I'm very new to ODE in $\Bbb{R}^n$, so it might take some time to get used to proofs in this area. For now, I'm faced with this problem:
Let $\Vert\;\Vert$ be the Euclidean norm on $\Bbb{R}^n$. Let $x:[0,a]\to \Bbb{R}^n$ be differentiable. We consider the following O.D.E
\begin{align}\begin{cases}x'(t)=f(t,x(t)) & t\geq 0,\\x(0)=x_0\in \Bbb{R}^n&\end{cases}\end{align} where \begin{align}f:\Bbb{R}^{+}\times \Bbb{R}^{n}\to \Bbb{R}^{n}\end{align}is continuous such that $\langle x,f(t,x)\rangle\leq 0,\;\forall\;t\geq 0,\;x\in\Bbb{R}^n.$ So, how do I prove that the solution of $f$ exists on $\Bbb{R}^+?$ Thanks for your time and help!
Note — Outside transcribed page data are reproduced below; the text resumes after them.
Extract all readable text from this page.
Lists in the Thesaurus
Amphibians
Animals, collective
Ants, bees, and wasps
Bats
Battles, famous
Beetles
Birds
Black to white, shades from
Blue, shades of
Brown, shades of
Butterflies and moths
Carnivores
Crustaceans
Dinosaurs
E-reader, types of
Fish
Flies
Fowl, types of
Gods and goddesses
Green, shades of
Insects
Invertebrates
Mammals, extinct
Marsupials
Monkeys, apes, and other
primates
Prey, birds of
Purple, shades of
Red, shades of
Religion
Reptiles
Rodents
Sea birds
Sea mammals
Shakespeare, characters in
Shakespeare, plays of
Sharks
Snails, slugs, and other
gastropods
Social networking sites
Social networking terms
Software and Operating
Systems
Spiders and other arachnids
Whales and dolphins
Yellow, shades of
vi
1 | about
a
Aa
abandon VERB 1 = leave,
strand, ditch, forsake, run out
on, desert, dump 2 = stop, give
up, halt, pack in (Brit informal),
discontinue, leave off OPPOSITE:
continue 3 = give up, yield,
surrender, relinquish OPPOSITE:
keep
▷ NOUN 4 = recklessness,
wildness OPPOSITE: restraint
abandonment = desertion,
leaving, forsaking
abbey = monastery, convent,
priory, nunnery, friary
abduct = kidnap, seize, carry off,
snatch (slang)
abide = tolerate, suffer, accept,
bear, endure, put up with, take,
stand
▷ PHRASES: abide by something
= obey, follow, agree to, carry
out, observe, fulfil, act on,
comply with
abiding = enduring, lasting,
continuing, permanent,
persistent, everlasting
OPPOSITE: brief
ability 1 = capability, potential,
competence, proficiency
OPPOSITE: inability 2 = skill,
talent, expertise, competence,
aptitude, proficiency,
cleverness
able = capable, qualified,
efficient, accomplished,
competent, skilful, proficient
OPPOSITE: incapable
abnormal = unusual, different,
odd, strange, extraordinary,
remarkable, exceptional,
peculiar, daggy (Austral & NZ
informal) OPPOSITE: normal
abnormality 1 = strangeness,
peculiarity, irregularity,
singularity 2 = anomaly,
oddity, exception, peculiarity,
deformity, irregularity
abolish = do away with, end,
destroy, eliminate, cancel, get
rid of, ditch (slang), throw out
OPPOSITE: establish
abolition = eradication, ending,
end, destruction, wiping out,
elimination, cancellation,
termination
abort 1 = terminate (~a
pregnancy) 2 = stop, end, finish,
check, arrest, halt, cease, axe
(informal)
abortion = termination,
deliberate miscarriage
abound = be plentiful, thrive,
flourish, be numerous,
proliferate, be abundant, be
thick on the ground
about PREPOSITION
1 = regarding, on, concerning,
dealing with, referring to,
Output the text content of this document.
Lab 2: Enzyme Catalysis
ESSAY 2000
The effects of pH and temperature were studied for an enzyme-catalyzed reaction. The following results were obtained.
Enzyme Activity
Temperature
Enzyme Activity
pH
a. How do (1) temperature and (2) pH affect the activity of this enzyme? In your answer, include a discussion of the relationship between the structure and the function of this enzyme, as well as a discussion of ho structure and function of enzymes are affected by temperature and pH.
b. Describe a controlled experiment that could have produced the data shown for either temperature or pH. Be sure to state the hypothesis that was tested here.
Existence for a short time is given by Peano's Theorem, see https://en.wikipedia.org/wiki/Peano_existence_theorem
Existence for any $t\geq0$ usually needs $f$ to be locally Lipschitz, see e.g. https://en.wikipedia.org/wiki/Ordinary_differential_equation#Global_uniqueness_and_maximum_domain_of_solution Let us assume you have that. The only way the solution ceases to exist at a time $T_0$, is by 'blowing up', i.e. $\|x(t)\|\rightarrow\infty$ for $t\rightarrow T_0$. Let us take a look at $$\frac{d}{dt}(\|x(t)\|^2)=2\langle x',x\rangle=2\langle f(t,x(t)),x(t)\rangle\leq 0.$$ Hence $\|x(t)\|$ is monotonically decreasing and therefore $\|x(t)\|\leq \|x(0)\|$. Hence it cannot blow up.